M2 internship co-supervised by RTE and LAAS (Starting in early 2025): learning-based optimization for power systems, supervised by Milan Korda (LAAS), Victor Magron (LAAS), Balthazar Donon (RTE) and Patrick Panciatici (RTE). Please see the following description.
“Towards flexible and adaptive LLMs”, Chaire ANITI C3PO (PI: Rufin VANRULLEN, vanrullen@cnrs.fr) Transformers have become foundational in modern AI. However, their rigid layer-by-layer processing in a fixed order may limit their flexibility and adaptability to varying contexts. This internship project (part of the ANITI C3PO chair and an ERC Advanced grant GLoW) proposes a routing mechanism that dynamically recruits and combines Transformer layers based on input context. This routing mechanism, inspired by the way processes in the brain are dynamically recruited depending on relevance, could unlock previously untapped flexibility and efficiency in Transformer architectures. Central to this project is the residual stream (Elhage, 2021), which carries representations forward across layers, each successive layer applying its “transformation” to the stream. By dynamically selecting which layers update the residual stream, the model can adapt its computation to specific tasks, much like the brain’s ability to recruit relevant processes in real-time. This perspective aligns with the Global Workspace Theory (see VanRullen, 2021), which describes how a shared workspace integrates contributions from specialized “modules” or “experts”. (The approach is thus also related to Mixture of Experts models, where components are selectively activated based on the input). For this initial project, we will train a router to select and combine pretrained and frozen layers from a small open-source model (like Mistral 7B or Llama 2). When trained on the initial LLM pre-training dataset, we expect the router to recover the original model’s fixed layer ordering for most inputs; but it might also learn to deploy novel layer arrangements in certain scenarios, thereby revealing potential improvements over the standard Transformer architecture. Combined with mechanisms for learning when to stop processing (Graves, 2016), this novel router could lead to models that are more adaptive, resource-aware, and interpretable. References : Elhage, N., Nanda, N., Olsson, C., Henighan, T., Joseph, N., Mann, B., … & Olah, C. (2021). A mathematical framework for transformer circuits. Transformer Circuits Thread, 1(1), 12. Graves, A. (2016). Adaptive computation time for recurrent neural networks. arXiv preprint arXiv:1603.08983. VanRullen, R., & Kanai, R. (2021). Deep learning and the global workspace theory. Trends in Neurosciences, 44(9), 692-704.

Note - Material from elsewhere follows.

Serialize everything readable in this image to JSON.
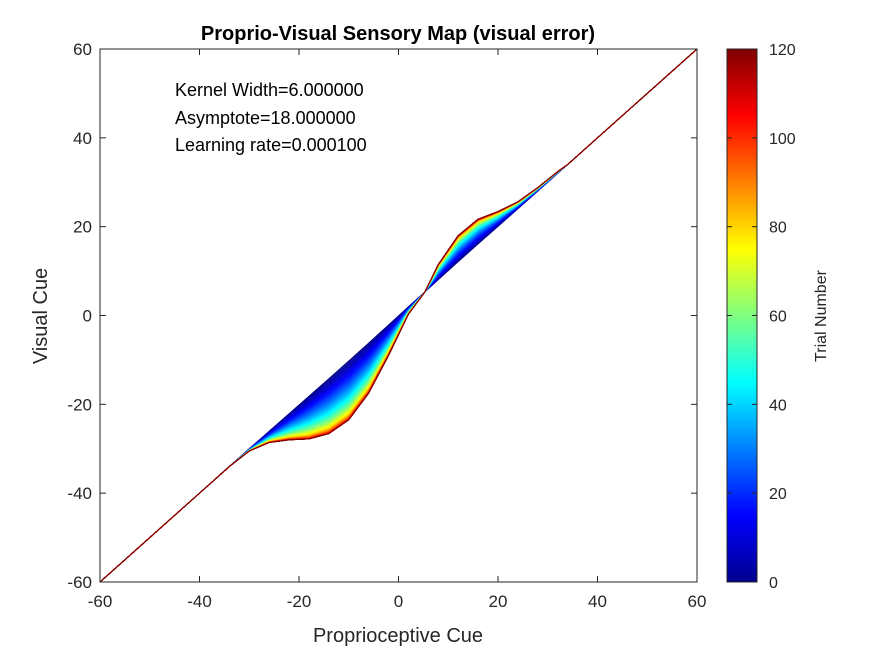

“A deep learning module for brain decoding and encoding”, Chaire ANITI C3PO (PI: Rufin VANRULLEN, vanrullen@cnrs.fr) This internship aims to build an interface between brain activity (recorded with fMRI) and an existing multimodal deep-learning representation system. The work is part of the ERC GLoW project that aims to build multimodal deep-learning models inspired by a neuro-cognitive theory called “Global Workspace”. In brief, such models are trained to integrate and distribute information among networks of specialized modules (e.g. vision, language, audio…) through a central amodal global latent workspace. The specific goal of the internship will be to integrate a new module for brain activity data into our current implementation of the Global Workspace (GW) model. This module will be trained from a large-scale multimodal fMRI dataset (recorded by our team) of people watching images of naturalistic scenes and reading short textual descriptions of such scenes. So far, we have successfully trained GW models on large-scale vision and language datasets to perform tasks like image captioning or text-to-image generation. The addition of a brain activity module will allow us to perform numerous additional operations, such as prediction of brain activity for a given stimulus, or reconstruction of image and/or text stimuli from brain activity data. Our team is working with a shared codebase based on PyTorch. We are looking for candidates with Python programming experience and formal machine learning training. Neuroscience expertise is not a requirement.